Put simply, many bankers and economists argue that if Italy was included in the first wave of EMU countries, then Europe's new currency, the euro, would get off to a shaky start. In particular, the perceived unreliability of the lira could mean that the euro would be weak, leading to rising inflation and rising interest rates in Europe and prompting financial instability in world currency markets as well as a probable political row on the dollar euro exchange rate.

All of these reservations about Italy became even more public last week with the Financial Times' revelation that some sort of plot had been hatched by senior EU monetary officials to delay Italy's entry into EMU until the year 2000 or 2001 rather than at the January 1st, 1999, start up.

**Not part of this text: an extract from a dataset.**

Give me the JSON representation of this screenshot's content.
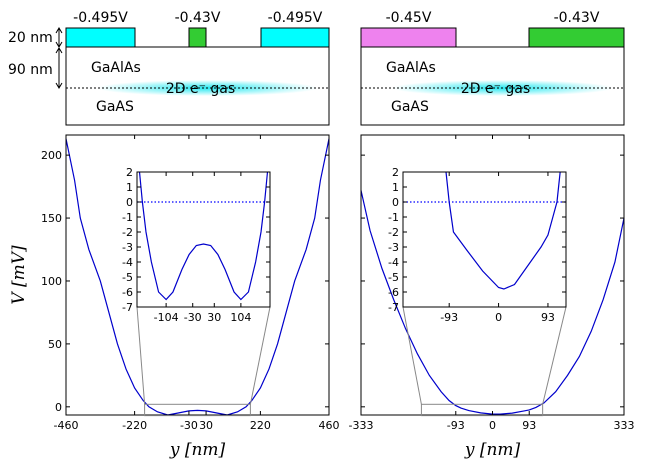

The newspaper alleged that this deal was a "face saving compromise" whereby Italy's initial exclusion would help guarantee a strong and stable euro while its inclusion before the introduction of euro notes on January 1st, 2002, would make Italy feel "more or less in".

Mr Prodi termed the report less of a compromise and more of an insult. He still hopes that his so far impressive track record, allied to a midyear deficit trimming mini budget worth £5.7 billion pounds and an anticipated 1998 Finance Bill will convince the sceptics.

For the time being, though, the jury on Italy is out. While bankers and economists have their reservations, politicians and diplomats argue that it is politically impossible to leave the world's fifth largest economy and a founder member of the European Union (remember the EU founding charter is called the Treaty of Rome) out of EMU.

Not only would the resultant Europe look dangerously divided but the immediate impact of exclusion on both Mr Prodi's political future (he has staked his colours to the EMU mast) and Italian public opinion would be devastating. Whether Europe likes it or not, Italy has to be allowed play with the big boys.